INSTALLATION & USAGE

    C/C++:

        Simply include this directory in the path of your compiler. For an 
        example of using the exponential PRNG library (exponential.h), see 
        benchmarks/profile.c. This program is compiled with the command:

            gcc -O2 -DEXPONENTIAL profile.c -lm -o exponential_profiler.out

        normal.h contains code for the normal PRNG.

    Python:

        Install using the Python Package Index:
            $ pip install fast_prng

    Usage in Matlab:

        Compile within the Matlab directory: 

            $ mex cdm_exprnd.c
            $ mex cdm_randn.c
            $ mex cdm_rand.c

        Make sure the compiled functions are within the Matlab Path. Usage of 
        the two functions mimics exprnd and randn.      

CONTACT

    Feedback is most appreciated.
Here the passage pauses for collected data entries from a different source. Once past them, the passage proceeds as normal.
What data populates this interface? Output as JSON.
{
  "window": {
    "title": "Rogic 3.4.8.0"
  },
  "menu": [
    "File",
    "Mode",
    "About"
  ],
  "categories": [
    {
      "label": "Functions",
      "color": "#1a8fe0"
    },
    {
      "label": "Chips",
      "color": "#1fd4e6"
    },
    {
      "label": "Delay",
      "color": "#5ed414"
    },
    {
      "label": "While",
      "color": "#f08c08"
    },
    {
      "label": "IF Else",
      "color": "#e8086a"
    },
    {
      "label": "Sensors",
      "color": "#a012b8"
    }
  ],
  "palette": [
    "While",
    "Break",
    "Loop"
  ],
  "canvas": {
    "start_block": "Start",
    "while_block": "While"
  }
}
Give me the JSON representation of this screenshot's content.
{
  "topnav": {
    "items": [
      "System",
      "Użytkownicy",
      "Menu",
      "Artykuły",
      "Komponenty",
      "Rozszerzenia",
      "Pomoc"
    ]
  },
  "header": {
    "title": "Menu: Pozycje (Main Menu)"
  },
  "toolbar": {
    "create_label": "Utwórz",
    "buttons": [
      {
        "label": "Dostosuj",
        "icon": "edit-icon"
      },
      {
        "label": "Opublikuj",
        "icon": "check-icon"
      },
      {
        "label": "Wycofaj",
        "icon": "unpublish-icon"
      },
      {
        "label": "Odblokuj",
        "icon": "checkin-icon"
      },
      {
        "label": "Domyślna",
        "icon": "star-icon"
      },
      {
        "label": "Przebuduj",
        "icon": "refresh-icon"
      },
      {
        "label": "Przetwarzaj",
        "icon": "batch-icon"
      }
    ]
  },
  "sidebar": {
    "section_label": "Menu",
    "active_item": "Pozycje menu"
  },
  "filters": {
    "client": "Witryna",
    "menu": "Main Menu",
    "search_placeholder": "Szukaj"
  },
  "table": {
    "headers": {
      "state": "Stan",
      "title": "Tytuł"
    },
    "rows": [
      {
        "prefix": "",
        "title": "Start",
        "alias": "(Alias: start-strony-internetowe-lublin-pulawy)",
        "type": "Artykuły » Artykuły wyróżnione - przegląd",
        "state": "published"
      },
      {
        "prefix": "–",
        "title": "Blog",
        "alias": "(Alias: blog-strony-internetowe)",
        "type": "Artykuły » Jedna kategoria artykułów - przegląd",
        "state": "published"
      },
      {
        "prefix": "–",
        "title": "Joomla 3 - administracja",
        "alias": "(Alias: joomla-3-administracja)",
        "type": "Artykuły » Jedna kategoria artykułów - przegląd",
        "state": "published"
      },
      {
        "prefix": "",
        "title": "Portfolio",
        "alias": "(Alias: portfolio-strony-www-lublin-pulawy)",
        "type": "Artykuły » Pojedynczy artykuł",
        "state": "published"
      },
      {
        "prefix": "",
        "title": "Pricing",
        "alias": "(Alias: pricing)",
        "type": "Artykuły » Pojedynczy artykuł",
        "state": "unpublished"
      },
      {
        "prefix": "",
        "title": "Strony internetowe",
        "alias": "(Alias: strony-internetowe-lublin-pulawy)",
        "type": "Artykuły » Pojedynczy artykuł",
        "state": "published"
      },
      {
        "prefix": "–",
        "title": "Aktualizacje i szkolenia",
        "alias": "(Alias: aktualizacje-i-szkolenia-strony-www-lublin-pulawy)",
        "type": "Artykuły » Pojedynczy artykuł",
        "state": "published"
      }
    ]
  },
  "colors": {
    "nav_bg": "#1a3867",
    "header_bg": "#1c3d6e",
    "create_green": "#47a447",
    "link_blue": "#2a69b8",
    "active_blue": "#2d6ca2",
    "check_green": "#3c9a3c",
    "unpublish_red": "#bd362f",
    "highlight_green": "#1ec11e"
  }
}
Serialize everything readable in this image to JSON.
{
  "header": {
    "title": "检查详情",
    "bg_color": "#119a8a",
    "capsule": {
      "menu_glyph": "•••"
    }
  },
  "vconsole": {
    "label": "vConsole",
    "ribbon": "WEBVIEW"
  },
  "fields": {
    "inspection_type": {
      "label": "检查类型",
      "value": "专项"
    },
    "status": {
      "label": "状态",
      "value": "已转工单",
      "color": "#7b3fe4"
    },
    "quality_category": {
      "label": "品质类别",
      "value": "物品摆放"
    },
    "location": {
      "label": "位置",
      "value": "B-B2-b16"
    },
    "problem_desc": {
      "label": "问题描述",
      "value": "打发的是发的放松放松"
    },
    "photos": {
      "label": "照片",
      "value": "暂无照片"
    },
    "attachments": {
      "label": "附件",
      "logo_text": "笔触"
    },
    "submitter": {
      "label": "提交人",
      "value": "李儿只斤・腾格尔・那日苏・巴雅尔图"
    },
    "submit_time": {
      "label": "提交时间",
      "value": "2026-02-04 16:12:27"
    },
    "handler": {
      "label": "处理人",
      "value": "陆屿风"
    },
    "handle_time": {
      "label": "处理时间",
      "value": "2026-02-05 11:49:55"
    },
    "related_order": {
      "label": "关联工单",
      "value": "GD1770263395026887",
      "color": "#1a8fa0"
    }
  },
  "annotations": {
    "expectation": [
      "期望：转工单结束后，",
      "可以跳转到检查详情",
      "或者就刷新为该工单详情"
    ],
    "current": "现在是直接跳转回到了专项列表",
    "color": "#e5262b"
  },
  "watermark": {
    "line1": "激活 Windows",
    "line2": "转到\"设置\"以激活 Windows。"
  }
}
If you have any questions or suggestions, 
    please contact me at christopherdmcfarland [at] gmail [dot] com

WEBSITE

    All documentation and source code can be found at 
    https://bitbucket.org/cdmcfarland/fast_prng

FILE MANIFEST

    MT19937.h  

        Modified code of Super-Fast Mersene Twister used for uniform PRNG
        (http://www.math.sci.hiroshima-u.ac.jp/~m-mat/MT/SFMT/). Some code that
        supported older architectures was removed. Functions for seeding the 
        PRNG and accessing the array of PRNs without unnecessary bounds-
        checking were added.
    
    exponential.h  
    
        Exponential PRNG to be used with C/C++ code.         

    normal.h  

        Normal PRNG to be used with C/C++ code. 

    create_layers.py  

        Python script that calculates X, L_max, A, f(X), and epsilon (described
        in the main text). All calculations are done to 128-bit precision, and         
        then rounded to 64-bit precision to avoid rounding errors.
    
    erfl.pyx  

        128-bit precision Error function for create_layers.py
    
    quality_test.c 

        Returns raw moments of a set of PRNs. An example of usage is described
        in the Appendix of the main text.
    
    benchmarks/  
    
        Collection of scripts used to profile. 
        profile.c requires a definition at compile-time (EXPONENTIAL, NORMAL, 
        MARSAGLIA, DOORNIK) that chooses the algorithm to profile. E.g. usage:

          $ gcc -O2 -DNORMAL profile.c -lm -o normal.out
          $ ./normal.out
          Created 1000000000 Doornik Standard Normal distributed PRNs with mean 2.39616e-05.
          Startup time: 55 (us).
          Mean execution time (per PRN): 7.987 (ns).

        Competing algorithms are also provided. 
    
    matlab/  
    
        Extensions for Matlab/Octave.